Alexander Conklin faßte seinen Stock fester, als er in den Konferenzraum der Central Intelligence Agency in Langley, Virginia, hinkte. Er stand vor einem langen, beeindruckenden Tisch, groß genug, um dreißig Personen Platz zu bieten, aber statt dessen saßen nur drei Personen um ihn herum. Der Mann am Kopfende war der grauhaarige DCI, Direktor der Central Intelligence. Weder er noch seine beiden höchstrangigen Stellvertreter schienen erfreut, Conklin zu sehen. Die Begrüßung verlief förmlich, und statt den offenbar für ihn vorgesehenen Platz neben dem CIA-Beamten zur Linken des DCI einzunehmen, zog Conklin einen der Stühle am unteren Ende des Tisches hervor, setzte sich und lehnte seinen Stock mit einem Knall gegen die Tischkante.
«Nun, wo wir uns begrüßt haben, können wir ja zur Sache kommen, meine Herren.«
«Das ist kein sehr höflicher oder freundlicher Einstieg, Mr. Conklin«, bemerkte der Direktor.
«Ich habe im Moment weder Höflichkeit noch Freundlichkeit im Sinn, Sir.

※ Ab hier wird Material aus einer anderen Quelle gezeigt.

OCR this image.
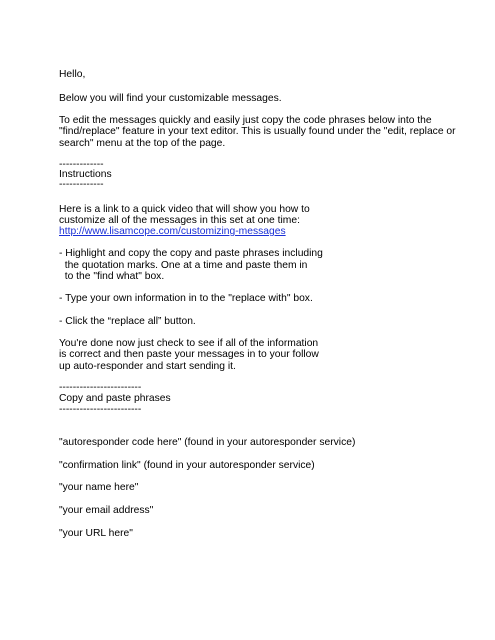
Hello,
Below you will find your customizable messages.
To edit the messages quickly and easily just copy the code phrases below into the
"find/replace" feature in your text editor. This is usually found under the "edit, replace or
search" menu at the top of the page.
-------------
Instructions
-------------
Here is a link to a quick video that will show you how to
customize all of the messages in this set at one time:
http://www.lisamcope.com/customizing-messages
- Highlight and copy the copy and paste phrases including
the quotation marks. One at a time and paste them in
to the "find what" box.
- Type your own information in to the "replace with" box.
- Click the “replace all” button.
You're done now just check to see if all of the information
is correct and then paste your messages in to your follow
up auto-responder and start sending it.
------------------------
Copy and paste phrases
------------------------
"autoresponder code here" (found in your autoresponder service)
"confirmation link" (found in your autoresponder service)
"your name here"
"your email address"
"your URL here"
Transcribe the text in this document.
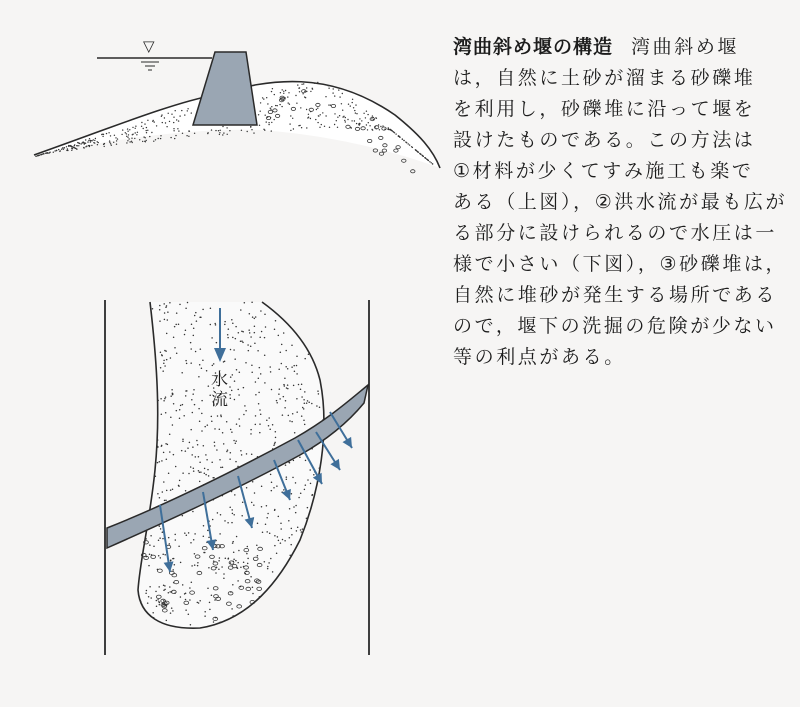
▽
水
流
湾曲斜め堰の構造 湾曲斜め堰
は，自然に土砂が溜まる砂礫堆
を利用し，砂礫堆に沿って堰を
設けたものである。この方法は
①材料が少くてすみ施工も楽で
ある（上図），②洪水流が最も広が
る部分に設けられるので水圧は一
様で小さい（下図），③砂礫堆は，
自然に堆砂が発生する場所である
ので，堰下の洗掘の危険が少ない
等の利点がある。
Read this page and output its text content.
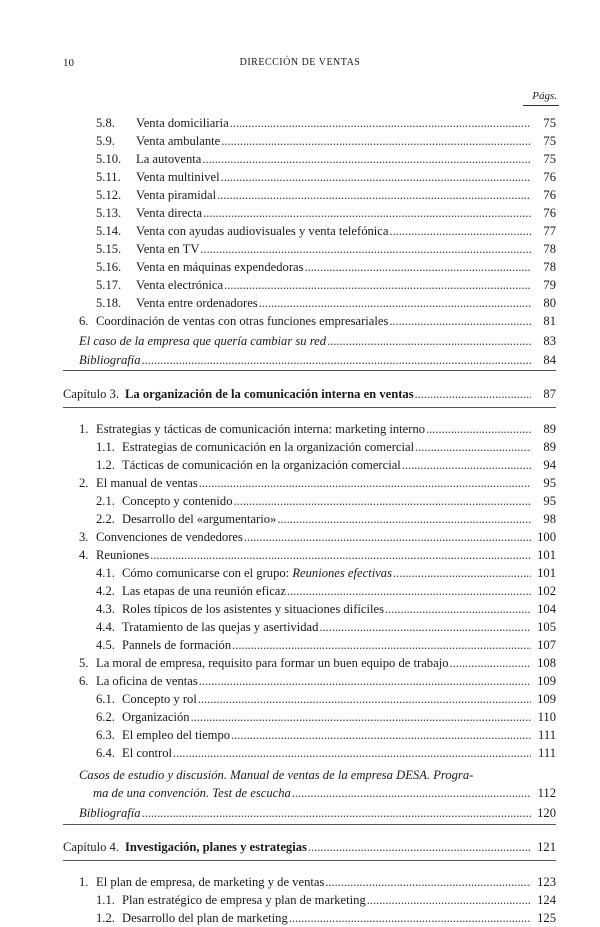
10	DIRECCIÓN DE VENTAS
Págs.
5.8.	Venta domiciliaria . . .	75
5.9.	Venta ambulante . . .	75
5.10.	La autoventa . . .	75
5.11.	Venta multinivel . . .	76
5.12.	Venta piramidal . . .	76
5.13.	Venta directa . . .	76
5.14.	Venta con ayudas audiovisuales y venta telefónica . . .	77
5.15.	Venta en TV . . .	78
5.16.	Venta en máquinas expendedoras . . .	78
5.17.	Venta electrónica . . .	79
5.18.	Venta entre ordenadores . . .	80
6. Coordinación de ventas con otras funciones empresariales . . .	81
El caso de la empresa que quería cambiar su red . . .	83
Bibliografía . . .	84
Capítulo 3. La organización de la comunicación interna en ventas . . .	87
1. Estrategias y tácticas de comunicación interna: marketing interno . . .	89
1.1. Estrategias de comunicación en la organización comercial . . .	89
1.2. Tácticas de comunicación en la organización comercial . . .	94
2. El manual de ventas . . .	95
2.1. Concepto y contenido . . .	95
2.2. Desarrollo del «argumentario» . . .	98
3. Convenciones de vendedores . . .	100
4. Reuniones . . .	101
4.1. Cómo comunicarse con el grupo: Reuniones efectivas . . .	101
4.2. Las etapas de una reunión eficaz . . .	102
4.3. Roles típicos de los asistentes y situaciones difíciles . . .	104
4.4. Tratamiento de las quejas y asertividad . . .	105
4.5. Pannels de formación . . .	107
5. La moral de empresa, requisito para formar un buen equipo de trabajo . . .	108
6. La oficina de ventas . . .	109
6.1. Concepto y rol . . .	109
6.2. Organización . . .	110
6.3. El empleo del tiempo . . .	111
6.4. El control . . .	111
Casos de estudio y discusión. Manual de ventas de la empresa DESA. Progra-
ma de una convención. Test de escucha . . .	112
Bibliografía . . .	120
Capítulo 4. Investigación, planes y estrategias . . .	121
1. El plan de empresa, de marketing y de ventas . . .	123
1.1. Plan estratégico de empresa y plan de marketing . . .	124
1.2. Desarrollo del plan de marketing . . .	125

Ich möchte einfach nur wissen, wieso wasserdichte Four-Zero-Regeln nicht beachtet und äußerst geheime Informationen herausgegeben werden und man so das Leben einiger Leute gefährdet, unter anderen meines!«
«Das ist unerhört, Alex!«unterbrach einer der beiden Stellvertreter.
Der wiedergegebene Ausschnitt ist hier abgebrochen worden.